MUMBAI: In Bollywood, heroes are as heroes do. Most leading icons would rather not bend the heroic roles. One of them has finally dared to take a plunge.

In the eagerly awaited Koi Mil Gaya, Hrithik Roshan not only plays against all the rules of screen heroism, he also dares to take unthinkable risks with his career at a time when he can ill afford them.

In the role of a physically grown up man with the mind of a pubescent, Hrithik evokes faint memories of the naïve and artless Raj Kapoor in Shri 420.

Kamal Haasan is a rare actor who has played a variety of roles, from a dwarf in Apoorva Sahodarargal to a physically/mentally challenged man in Pathinaru Vayathinile to a psychotic killer in Sigappu Rojakal.

But when Amol Palekar and Rajesh Khanna did the Hindi remakes of Pathinaru Vayathinile (‘Solva Saawan’) and Sigappu Rojakal (‘Red Rose’), they bombed.

It's very hard, if not impossible, for mainstream celluloid icons in Bollywood to stretch themselves as actors without hurting their images.
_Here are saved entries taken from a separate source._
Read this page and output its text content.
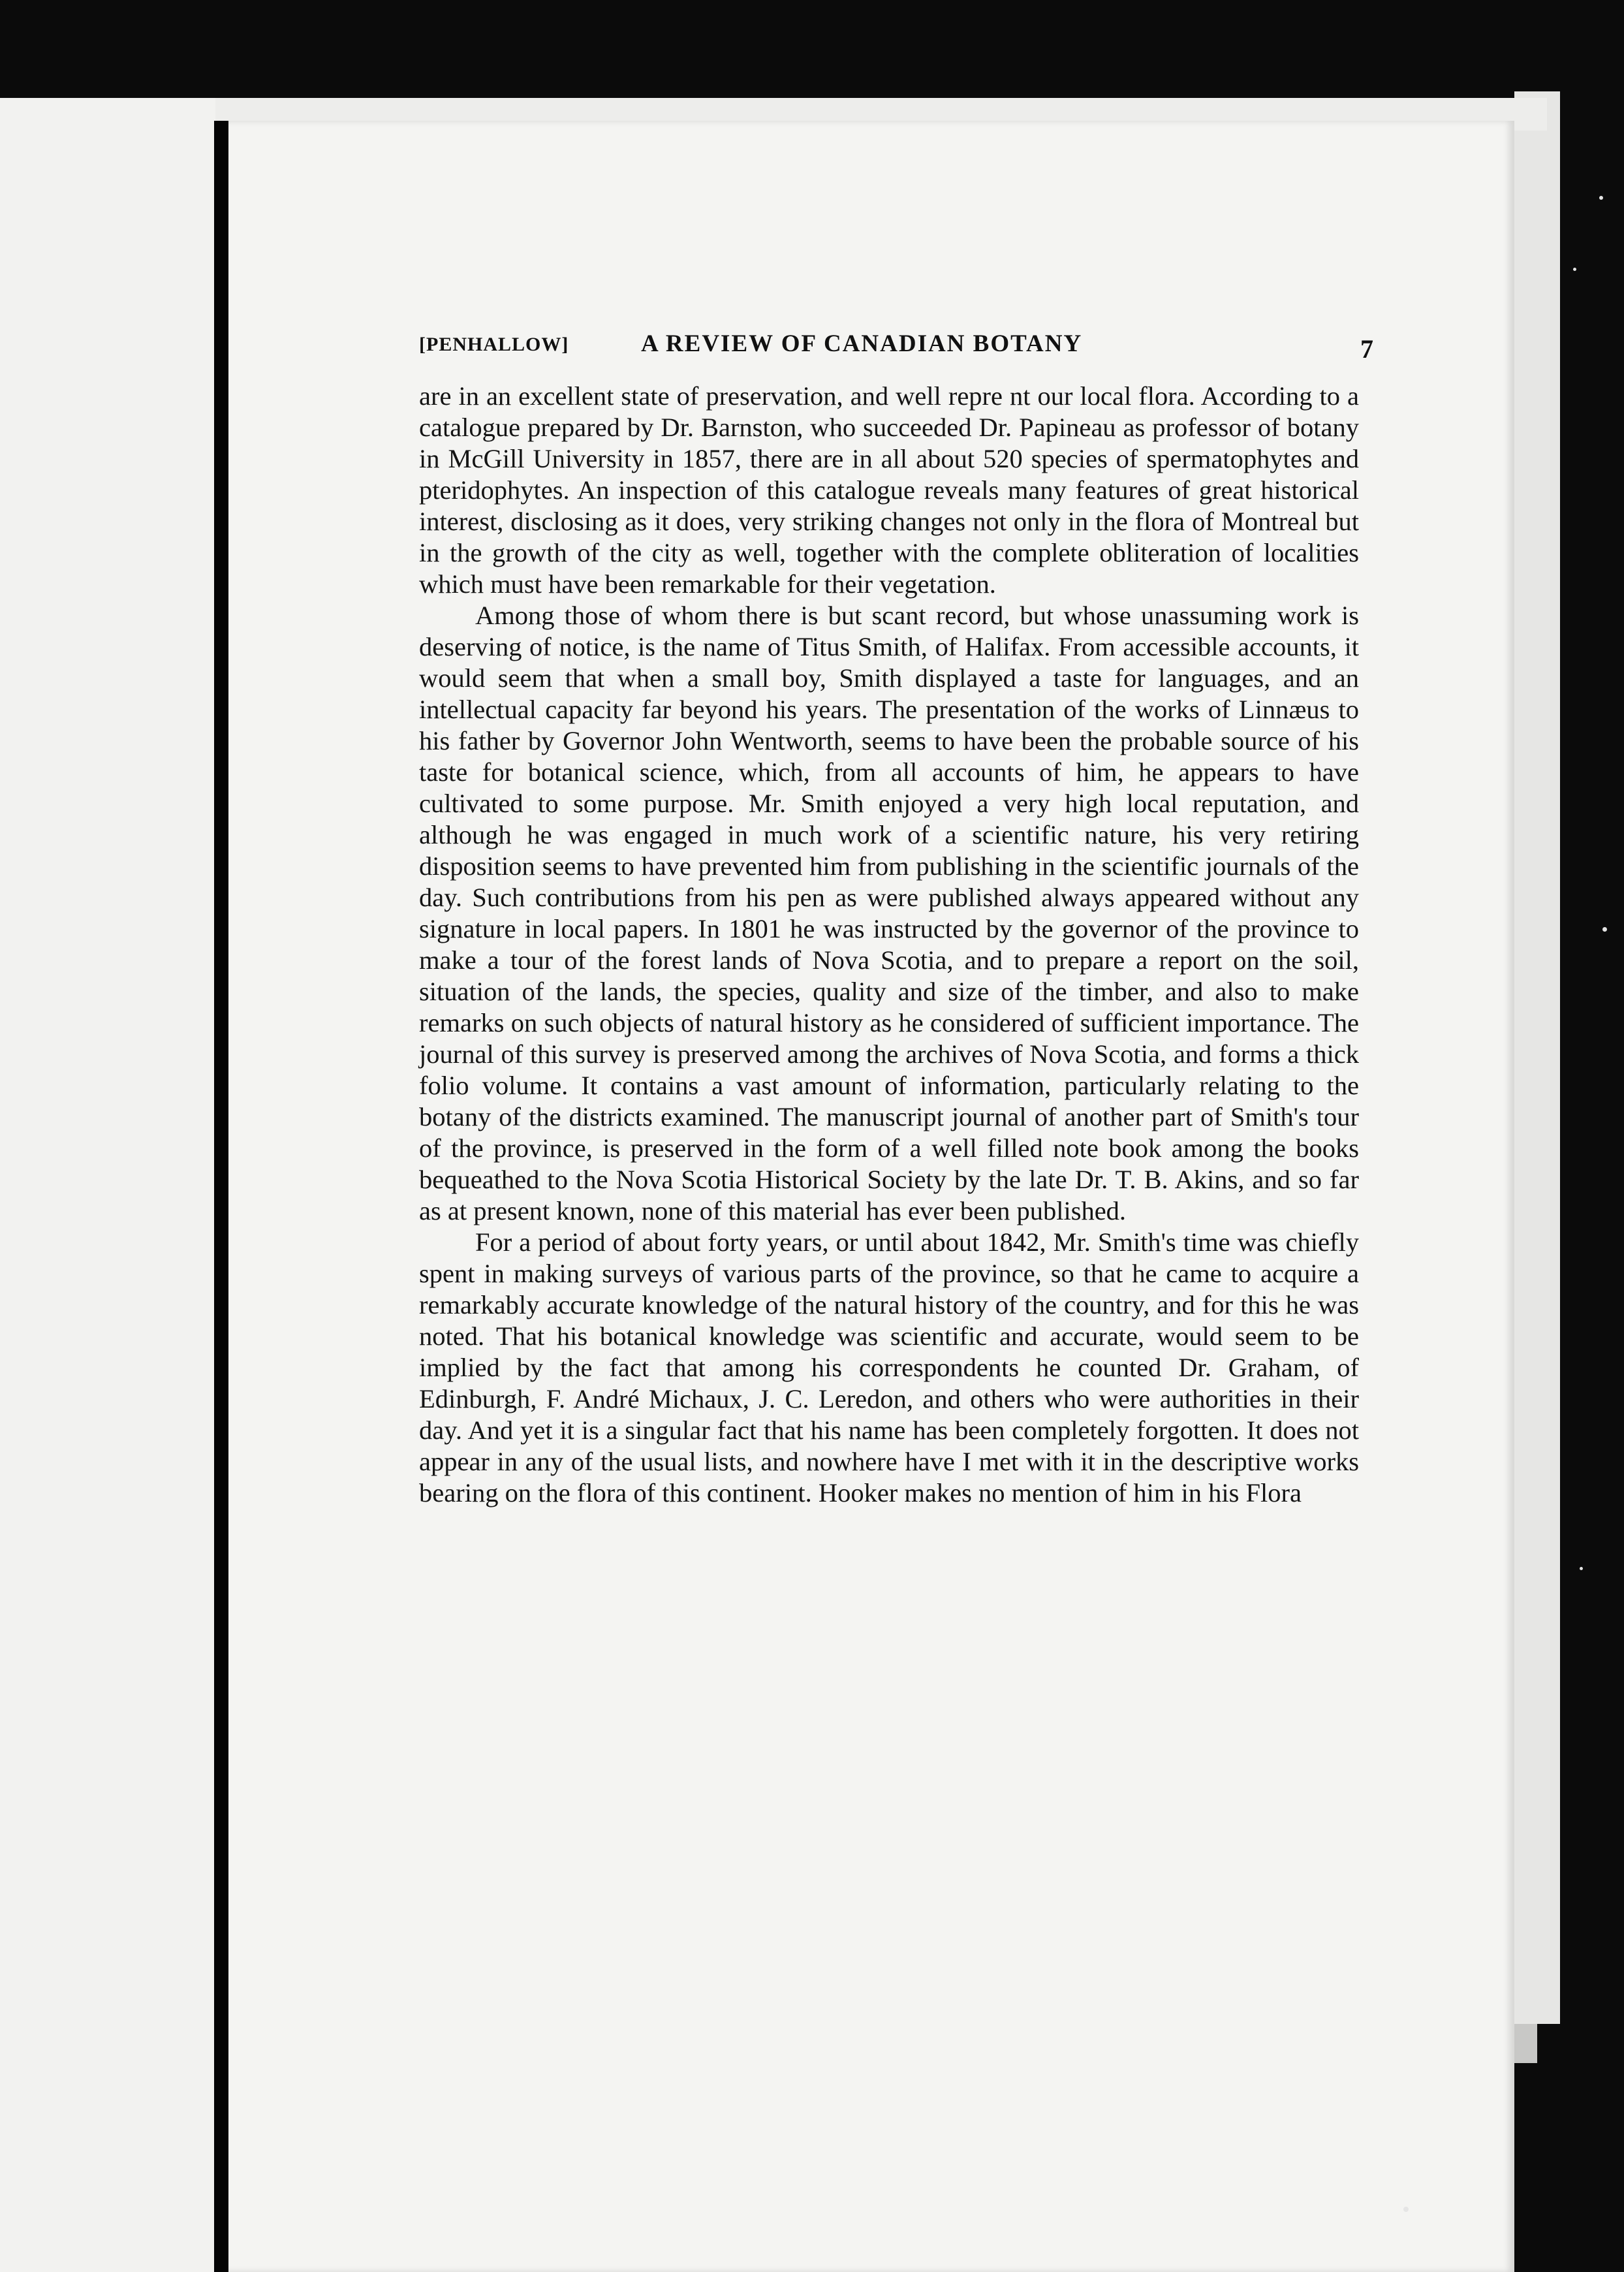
[PENHALLOW]	A REVIEW OF CANADIAN BOTANY	7

are in an excellent state of preservation, and well repre nt our local flora. According to a catalogue prepared by Dr. Barnston, who succeeded Dr. Papineau as professor of botany in McGill University in 1857, there are in all about 520 species of spermatophytes and pteridophytes. An inspection of this catalogue reveals many features of great historical interest, disclosing as it does, very striking changes not only in the flora of Montreal but in the growth of the city as well, together with the complete obliteration of localities which must have been remarkable for their vegetation.

Among those of whom there is but scant record, but whose unassuming work is deserving of notice, is the name of Titus Smith, of Halifax. From accessible accounts, it would seem that when a small boy, Smith displayed a taste for languages, and an intellectual capacity far beyond his years. The presentation of the works of Linnæus to his father by Governor John Wentworth, seems to have been the probable source of his taste for botanical science, which, from all accounts of him, he appears to have cultivated to some purpose. Mr. Smith enjoyed a very high local reputation, and although he was engaged in much work of a scientific nature, his very retiring disposition seems to have prevented him from publishing in the scientific journals of the day. Such contributions from his pen as were published always appeared without any signature in local papers. In 1801 he was instructed by the governor of the province to make a tour of the forest lands of Nova Scotia, and to prepare a report on the soil, situation of the lands, the species, quality and size of the timber, and also to make remarks on such objects of natural history as he considered of sufficient importance. The journal of this survey is preserved among the archives of Nova Scotia, and forms a thick folio volume. It contains a vast amount of information, particularly relating to the botany of the districts examined. The manuscript journal of another part of Smith's tour of the province, is preserved in the form of a well filled note book among the books bequeathed to the Nova Scotia Historical Society by the late Dr. T. B. Akins, and so far as at present known, none of this material has ever been published.

For a period of about forty years, or until about 1842, Mr. Smith's time was chiefly spent in making surveys of various parts of the province, so that he came to acquire a remarkably accurate knowledge of the natural history of the country, and for this he was noted. That his botanical knowledge was scientific and accurate, would seem to be implied by the fact that among his correspondents he counted Dr. Graham, of Edinburgh, F. André Michaux, J. C. Leredon, and others who were authorities in their day. And yet it is a singular fact that his name has been completely forgotten. It does not appear in any of the usual lists, and nowhere have I met with it in the descriptive works bearing on the flora of this continent. Hooker makes no mention of him in his Flora
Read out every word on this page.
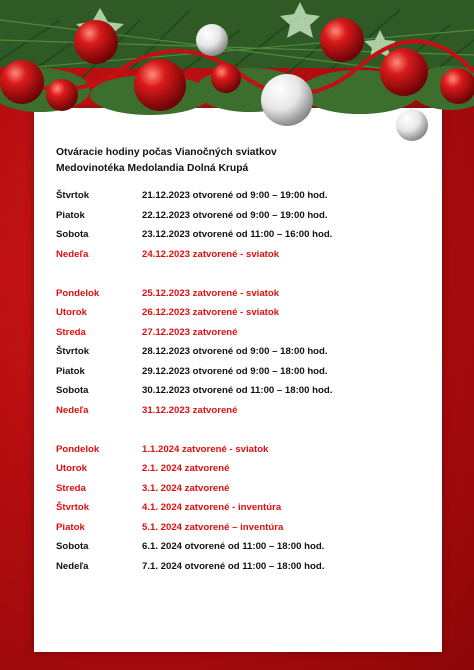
Otváracie hodiny počas Vianočných sviatkov
Medovinotéka Medolandia Dolná Krupá
Štvrtok	21.12.2023 otvorené od 9:00 – 19:00 hod.
Piatok	22.12.2023 otvorené od 9:00 – 19:00 hod.
Sobota	23.12.2023 otvorené od 11:00 – 16:00 hod.
Nedeľa	24.12.2023 zatvorené - sviatok
Pondelok	25.12.2023 zatvorené - sviatok
Utorok	26.12.2023 zatvorené - sviatok
Streda	27.12.2023 zatvorené
Štvrtok	28.12.2023 otvorené od 9:00 – 18:00 hod.
Piatok	29.12.2023 otvorené od 9:00 – 18:00 hod.
Sobota	30.12.2023 otvorené od 11:00 – 18:00 hod.
Nedeľa	31.12.2023 zatvorené
Pondelok	1.1.2024 zatvorené - sviatok
Utorok	2.1. 2024 zatvorené
Streda	3.1. 2024 zatvorené
Štvrtok	4.1. 2024 zatvorené - inventúra
Piatok	5.1. 2024 zatvorené – inventúra
Sobota	6.1. 2024 otvorené od 11:00 – 18:00 hod.
Nedeľa	7.1. 2024 otvorené od 11:00 – 18:00 hod.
Whenever they've tried to go beyond the prescription they've done so with immense trepidation.

Years ago Bollywood's uncrowned thespian Dilip Kumar dared to play roles with shades of the negative in Mehboob Khan's Andaz and Amar.

The only other leading man who ventured into dangerous territory during the pre-Bachchan era was Sunil Dutt.

Dutt played a physically challenged man in Khandaan as well as a villain in Darinda, long before it became fashionable for leading men to play anti-heroes after Shah Rukh Khan did his diabolic trilogy Darr, Baazigar and Anjaam.

But the anti-hero films that occurred after Khan weren't truly path breaking. What Akshay Kumar did in Ajnabee or Ajay Devgan in Deewangee was to make evil attractive, even sexy.

The only leading man in modern times who has dared to play a truly evil character is Aamir Khan in Deepa Mehta's 1947: Earth. In this adaptation of Bapsi Sidhwa's novel on the partition of India, Ice Candy Man, Khan was cast as a Muslim rogue who turns cold-bloodedly communal and finally gets a Hindu girl kidnapped and raped by a Muslim mob.

The red-hot evil character jumped out of the screen, prompting a conservative-image star like Govinda to say, "I'd love to work with Deepa Mehta. But not in a role like Aamir Khan's in '1947…please!"

Most leading men are mortally afraid of breaking the image barrier. Bengali director Rituparno Ghosh recalls how horrified Akshay Kumar was when he offered him the role of an AIDS victim. "It was a character and certainly no reflection on his own sexuality!" remarks Ghosh.

Having played the dancing, singing, fighting, emoting all-purpose dude in all his films from Kaho Na...Pyar Hai to Main Prem Ki Diwani Hoon, Hrithik is all set to reinvent not just his own image but also the personality that has been patented by screen heroes from the time Indian cinema came into its own.

The child in a man's body concept is not new to Hollywood. It was done with sensitivity by comic genius Robin Williams in Francis Ford Coppola's Jack.

But Hrithik is treading far more dangerous grounds here. In Bollywood, leading men can't afford to trifle with their iconic images beyond peripheral changes. Would the audience be willing to see the star assume a child-man's persona without relegating his performance to 'character' acting?

Hrithik himself is exceedingly nervous. "It's a performance that would either be fully accepted or fully rejected."

If Hrithik's walk on the innocent side succeeds, it would decidedly take screen heroism in Bollywood many steps ahead from where it's currently stagnating.